言い間違いや読み間違い、あるいは計画や約束を忘れてしまうこと、また物を紛失したり壊してしまうという「しくじり行為」について精神分析学を用いて解説している。

誰でも経験するしくじり行為は、疲労や放心状態などの注意力の欠如がもたらすとしか考えられていなかった。

フロイトは、例えば言い間違いの内容に注目して、抑圧された意向の表出であると結論付ける。

約束を忘れてしまう事や、名前を忘れてしまう事、物を紛失してしまう事も、やりたくない行為や気に入らない物だったりする。表面上はそうでないフリをしているのだが。

その抑圧された意向を本人が自認する事もあれば、否認することもある。だが何気ないしくじり行為の裏には本人の意識しない意向(潜在意識)が関係していることが多い。

この本の素晴らしいところは、入門というだけに分かりやすいところ。そして多様な実例を挙げて話を展開するところ。何よりもフロイト自身が謙虚であり、何とか彼の切り拓いてきた精神分析学の理解を拡めたいという情熱を感じることができるのが素晴らしい。

全てのしくじり行為が「抑圧された意向の表出」で説明できるわけではない(本当に疲労から来る単なる言い間違いもある)と認めながら、そのしくじりの「内容」が選択された理由を、観察と洞察力で「潜在意識」(抑圧された意向)という発見に求め学問として築き上げた知性は、偉大である。
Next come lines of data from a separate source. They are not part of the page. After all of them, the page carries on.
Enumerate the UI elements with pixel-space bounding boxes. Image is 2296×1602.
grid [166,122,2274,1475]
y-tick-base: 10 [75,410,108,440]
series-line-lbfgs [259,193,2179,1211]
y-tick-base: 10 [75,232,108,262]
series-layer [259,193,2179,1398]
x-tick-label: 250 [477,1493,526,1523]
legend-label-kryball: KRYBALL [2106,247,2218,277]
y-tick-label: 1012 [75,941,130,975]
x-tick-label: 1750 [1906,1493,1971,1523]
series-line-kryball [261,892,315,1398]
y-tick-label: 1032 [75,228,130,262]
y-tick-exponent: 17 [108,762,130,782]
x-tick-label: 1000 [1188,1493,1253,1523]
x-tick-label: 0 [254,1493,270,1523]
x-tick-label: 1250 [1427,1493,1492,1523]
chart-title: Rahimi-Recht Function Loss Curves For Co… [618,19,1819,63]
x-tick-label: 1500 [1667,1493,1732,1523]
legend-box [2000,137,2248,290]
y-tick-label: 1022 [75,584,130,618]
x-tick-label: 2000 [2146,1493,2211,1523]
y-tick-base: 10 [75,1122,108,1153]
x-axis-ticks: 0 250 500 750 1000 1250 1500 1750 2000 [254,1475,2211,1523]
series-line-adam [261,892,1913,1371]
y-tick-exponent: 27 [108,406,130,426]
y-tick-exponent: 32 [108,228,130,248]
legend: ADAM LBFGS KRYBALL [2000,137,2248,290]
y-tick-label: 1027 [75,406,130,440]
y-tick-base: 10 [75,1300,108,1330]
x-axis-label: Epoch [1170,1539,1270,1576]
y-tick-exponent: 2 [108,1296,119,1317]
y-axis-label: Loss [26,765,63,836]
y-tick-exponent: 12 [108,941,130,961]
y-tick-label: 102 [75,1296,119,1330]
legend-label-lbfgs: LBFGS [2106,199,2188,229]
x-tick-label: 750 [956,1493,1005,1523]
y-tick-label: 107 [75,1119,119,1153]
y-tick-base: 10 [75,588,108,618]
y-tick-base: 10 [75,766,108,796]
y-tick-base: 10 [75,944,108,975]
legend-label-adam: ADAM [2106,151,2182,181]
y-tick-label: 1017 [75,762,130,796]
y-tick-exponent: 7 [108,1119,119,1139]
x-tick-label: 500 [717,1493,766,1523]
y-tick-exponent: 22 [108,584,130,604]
最新の脳科学で分かってきた事さえ、既にこの時代に彼が多くの観察と洞察で暗示しているものも多いのではないか?

人間は、いつも自分の意思で選択をして生きていると信じているが、本当は自分が意識していない意向の影響により、それらを選択させられているのかも知れないと感じさせられる。

続きはまた明日。いや、想定以上にわかりやすく面白いです、この本。